The past weekend provided Armenian papers with enough time to digest statements made by President Kocharian at his news conference on Friday. The tone of commentaries is mainly set by their political orientations.
“Golos Armenii” trusts the credibility of Kocharian’s claims that he has delivered on his promise to create 40,000 new jobs this year. The publication of the figure is a damning verdict to Kocharian’s opponents whom the Russian-language paper brands as “political losers.” “That figure marks the start of the post-HHSh phase of our modern history,” it concludes.
The pro-opposition “Aravot” finds it “meaningless” to debate the veracity of employment data cited by Kocharian. The paper concentrates on what it says was the main message delivered by Kocharian: “Let nobody think that he needs constitutional changes. He doesn’t need them at all. Furthermore, [according to Kocharian] restrictions on presidential authority can be damaging given the existence of the Nagorno-Karabakh problem and the current complicated geopolitical situation.” So Kocharian is telling the public that his intention to curtail presidential powers is a generous gesture of good will.
“Iravunk” does not believe in Kocharian’s sincerity. The paper says the president is not doing Armenians a favor by pushing for the passage of his constitutional amendments as they will in no way curb his sweeping powers. Quite the opposite. Kocharian will gain 18 new powers if his constitutional package is approved at a referendum. With his harsh attacks on the alternative draft constitution put forward by the opposition Kocharian revealed that his number one foe is “moderate political forces united around a constructive idea.” It is thus reasonable to expect a “fierce political struggle” on the constitutional front in the months to come, “Iravunk” concludes.
“Azg” also thinks that Kocharian’s sharp words directed at the opposition will stoke political tensions in the country. Kocharian threatened to block the opposition efforts to push the alternative draft through the parliament. The opposition faction realize that they can not secure a two thirds majority in the National Assembly to force a referendum on their constitutional initiative. They will instead try to scuttle the parliament’s widely expected approval of Kocharian’s amendments.
“Aravot” reports that Kocharian’s comments came under attack on Monday from the leaders of the opposition Hanrapetutyun party who met with their supporters in the central Aragatsotn province.

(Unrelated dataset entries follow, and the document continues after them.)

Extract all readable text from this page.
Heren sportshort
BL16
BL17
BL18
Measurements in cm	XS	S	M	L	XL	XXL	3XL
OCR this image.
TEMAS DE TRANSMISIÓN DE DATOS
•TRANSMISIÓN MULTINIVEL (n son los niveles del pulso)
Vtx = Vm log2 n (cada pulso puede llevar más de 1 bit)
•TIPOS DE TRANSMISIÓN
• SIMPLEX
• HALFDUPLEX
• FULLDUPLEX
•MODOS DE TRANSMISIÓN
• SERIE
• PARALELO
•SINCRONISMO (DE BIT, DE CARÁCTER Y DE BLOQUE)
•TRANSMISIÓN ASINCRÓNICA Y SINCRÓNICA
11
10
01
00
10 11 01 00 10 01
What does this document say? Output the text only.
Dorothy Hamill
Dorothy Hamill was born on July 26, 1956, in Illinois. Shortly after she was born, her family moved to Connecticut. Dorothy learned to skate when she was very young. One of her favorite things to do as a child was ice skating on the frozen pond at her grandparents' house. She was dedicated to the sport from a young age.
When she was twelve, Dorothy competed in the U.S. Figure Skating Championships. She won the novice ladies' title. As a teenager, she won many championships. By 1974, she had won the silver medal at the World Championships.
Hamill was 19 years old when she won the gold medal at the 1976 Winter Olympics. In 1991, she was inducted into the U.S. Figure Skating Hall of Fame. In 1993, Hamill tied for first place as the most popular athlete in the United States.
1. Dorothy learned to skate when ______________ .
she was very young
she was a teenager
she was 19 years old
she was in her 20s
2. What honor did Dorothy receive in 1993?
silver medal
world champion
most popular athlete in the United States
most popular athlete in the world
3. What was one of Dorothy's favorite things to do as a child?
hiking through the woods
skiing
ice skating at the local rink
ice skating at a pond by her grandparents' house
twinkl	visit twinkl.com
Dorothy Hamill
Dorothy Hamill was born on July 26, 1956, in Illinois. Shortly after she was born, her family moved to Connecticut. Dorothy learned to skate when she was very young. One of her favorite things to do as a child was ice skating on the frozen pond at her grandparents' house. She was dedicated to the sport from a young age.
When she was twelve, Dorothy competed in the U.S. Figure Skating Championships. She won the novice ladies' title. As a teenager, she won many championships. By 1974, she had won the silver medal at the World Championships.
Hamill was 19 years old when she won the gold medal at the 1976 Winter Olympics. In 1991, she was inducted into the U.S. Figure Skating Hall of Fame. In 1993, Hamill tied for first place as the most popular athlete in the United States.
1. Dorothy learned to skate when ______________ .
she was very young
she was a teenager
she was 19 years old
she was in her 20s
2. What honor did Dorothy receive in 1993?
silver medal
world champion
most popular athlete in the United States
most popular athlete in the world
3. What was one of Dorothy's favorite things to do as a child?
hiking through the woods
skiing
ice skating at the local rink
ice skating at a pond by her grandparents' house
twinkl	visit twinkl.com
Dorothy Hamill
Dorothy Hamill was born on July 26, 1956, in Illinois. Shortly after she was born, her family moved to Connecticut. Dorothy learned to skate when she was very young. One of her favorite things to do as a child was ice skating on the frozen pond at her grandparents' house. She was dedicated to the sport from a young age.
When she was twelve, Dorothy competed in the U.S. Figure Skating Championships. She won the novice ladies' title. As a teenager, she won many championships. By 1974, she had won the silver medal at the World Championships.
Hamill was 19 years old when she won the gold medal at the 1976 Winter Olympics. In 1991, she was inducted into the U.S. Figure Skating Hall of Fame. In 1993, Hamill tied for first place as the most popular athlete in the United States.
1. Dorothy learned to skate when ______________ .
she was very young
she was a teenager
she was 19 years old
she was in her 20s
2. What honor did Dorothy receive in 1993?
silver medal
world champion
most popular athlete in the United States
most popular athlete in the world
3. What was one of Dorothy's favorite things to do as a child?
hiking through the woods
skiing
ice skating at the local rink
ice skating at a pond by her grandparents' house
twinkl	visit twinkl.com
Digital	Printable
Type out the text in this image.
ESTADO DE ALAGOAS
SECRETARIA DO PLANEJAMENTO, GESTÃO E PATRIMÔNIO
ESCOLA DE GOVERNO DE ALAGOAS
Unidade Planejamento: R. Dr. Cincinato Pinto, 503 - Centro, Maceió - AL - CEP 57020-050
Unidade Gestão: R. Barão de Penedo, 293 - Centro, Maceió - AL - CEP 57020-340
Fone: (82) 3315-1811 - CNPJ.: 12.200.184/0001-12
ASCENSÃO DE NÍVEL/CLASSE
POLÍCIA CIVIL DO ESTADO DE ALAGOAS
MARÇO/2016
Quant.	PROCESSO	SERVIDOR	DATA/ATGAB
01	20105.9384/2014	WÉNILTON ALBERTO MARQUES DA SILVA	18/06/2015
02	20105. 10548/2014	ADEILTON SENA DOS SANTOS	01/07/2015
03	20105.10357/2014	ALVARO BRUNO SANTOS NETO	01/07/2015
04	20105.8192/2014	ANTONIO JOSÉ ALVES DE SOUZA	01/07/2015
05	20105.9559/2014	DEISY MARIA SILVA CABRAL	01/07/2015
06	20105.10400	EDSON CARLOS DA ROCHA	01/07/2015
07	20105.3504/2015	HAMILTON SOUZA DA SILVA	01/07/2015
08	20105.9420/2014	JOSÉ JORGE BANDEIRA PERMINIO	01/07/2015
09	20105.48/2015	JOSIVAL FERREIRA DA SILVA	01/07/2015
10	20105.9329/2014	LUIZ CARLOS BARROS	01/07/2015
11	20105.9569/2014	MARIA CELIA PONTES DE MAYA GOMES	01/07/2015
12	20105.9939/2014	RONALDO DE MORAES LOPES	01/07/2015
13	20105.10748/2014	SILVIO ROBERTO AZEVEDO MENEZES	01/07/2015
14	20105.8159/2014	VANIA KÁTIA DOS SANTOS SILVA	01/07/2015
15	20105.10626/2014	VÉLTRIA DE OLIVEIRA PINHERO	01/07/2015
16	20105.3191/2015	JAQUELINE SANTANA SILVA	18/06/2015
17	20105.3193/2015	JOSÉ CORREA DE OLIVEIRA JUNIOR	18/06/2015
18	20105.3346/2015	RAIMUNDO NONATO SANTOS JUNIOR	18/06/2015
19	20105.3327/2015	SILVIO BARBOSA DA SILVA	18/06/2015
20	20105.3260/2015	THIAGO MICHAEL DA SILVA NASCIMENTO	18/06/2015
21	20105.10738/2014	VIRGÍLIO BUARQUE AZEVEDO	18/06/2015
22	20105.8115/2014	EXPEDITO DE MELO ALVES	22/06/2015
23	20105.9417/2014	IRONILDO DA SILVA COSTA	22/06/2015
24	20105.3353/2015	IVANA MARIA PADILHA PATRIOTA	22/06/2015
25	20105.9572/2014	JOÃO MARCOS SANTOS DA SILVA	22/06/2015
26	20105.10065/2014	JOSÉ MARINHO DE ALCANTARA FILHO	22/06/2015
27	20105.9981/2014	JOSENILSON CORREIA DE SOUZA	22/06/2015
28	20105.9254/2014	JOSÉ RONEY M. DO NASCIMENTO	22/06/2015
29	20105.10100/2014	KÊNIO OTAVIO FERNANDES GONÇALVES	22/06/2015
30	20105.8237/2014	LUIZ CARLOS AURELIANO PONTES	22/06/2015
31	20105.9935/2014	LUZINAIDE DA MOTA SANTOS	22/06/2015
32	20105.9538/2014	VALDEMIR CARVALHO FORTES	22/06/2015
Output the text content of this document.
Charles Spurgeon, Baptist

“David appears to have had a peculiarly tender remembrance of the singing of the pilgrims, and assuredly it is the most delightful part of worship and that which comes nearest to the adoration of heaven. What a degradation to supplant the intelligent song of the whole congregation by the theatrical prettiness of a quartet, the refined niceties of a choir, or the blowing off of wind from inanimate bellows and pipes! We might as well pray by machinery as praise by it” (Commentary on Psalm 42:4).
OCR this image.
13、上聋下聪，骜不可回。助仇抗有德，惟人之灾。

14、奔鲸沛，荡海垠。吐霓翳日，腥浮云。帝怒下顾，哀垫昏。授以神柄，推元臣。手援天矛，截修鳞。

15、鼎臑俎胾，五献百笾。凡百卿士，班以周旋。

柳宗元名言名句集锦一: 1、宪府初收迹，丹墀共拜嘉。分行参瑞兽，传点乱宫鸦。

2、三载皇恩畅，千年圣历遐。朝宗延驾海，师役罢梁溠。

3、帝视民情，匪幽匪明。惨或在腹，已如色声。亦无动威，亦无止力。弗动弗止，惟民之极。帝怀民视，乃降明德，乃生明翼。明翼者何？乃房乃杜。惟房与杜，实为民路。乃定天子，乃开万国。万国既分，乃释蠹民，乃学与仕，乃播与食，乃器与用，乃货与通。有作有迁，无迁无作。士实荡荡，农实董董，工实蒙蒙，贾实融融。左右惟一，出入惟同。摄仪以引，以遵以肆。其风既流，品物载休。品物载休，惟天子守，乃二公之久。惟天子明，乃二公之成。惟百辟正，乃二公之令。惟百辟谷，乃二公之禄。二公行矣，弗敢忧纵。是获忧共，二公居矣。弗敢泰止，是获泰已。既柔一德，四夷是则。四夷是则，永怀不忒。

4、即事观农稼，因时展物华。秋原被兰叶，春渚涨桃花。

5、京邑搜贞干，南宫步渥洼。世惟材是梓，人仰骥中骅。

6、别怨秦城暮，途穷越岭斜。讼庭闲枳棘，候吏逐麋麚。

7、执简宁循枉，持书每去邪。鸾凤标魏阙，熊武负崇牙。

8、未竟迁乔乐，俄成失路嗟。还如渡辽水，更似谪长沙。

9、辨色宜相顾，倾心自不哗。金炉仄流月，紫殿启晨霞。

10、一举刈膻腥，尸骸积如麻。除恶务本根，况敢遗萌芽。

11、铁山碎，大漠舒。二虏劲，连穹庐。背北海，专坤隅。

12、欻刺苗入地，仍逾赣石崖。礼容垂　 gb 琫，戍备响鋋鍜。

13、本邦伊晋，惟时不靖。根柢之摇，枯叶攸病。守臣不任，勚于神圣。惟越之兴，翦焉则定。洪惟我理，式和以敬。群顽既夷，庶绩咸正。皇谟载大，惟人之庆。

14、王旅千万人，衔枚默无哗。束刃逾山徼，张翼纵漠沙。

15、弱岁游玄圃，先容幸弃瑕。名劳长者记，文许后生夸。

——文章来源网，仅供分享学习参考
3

Hanrapetutyun’s Bazeyan denounced Kocharian for strongly objecting to the idea of Armenians being able to choose between two versions of constitutional reform. “The people must have a choice,” he said. Bazeyan and former prime minister Aram Sarkisian also said the employment figures are untrue.
Prosecutor-General Aram Tamazian tells “Zhamanak” that the situation with crime in Armenia is “stable and controlled” by law-enforcement authorities. But Tamazian admits that police and the prosecutor’s office have not yet succeeded in rooting out armed criminal groups despite the overall low crime rate. “Unfortunately there still exist criminal gangs that dupe people to break into their apartments and burglarize them,” he says.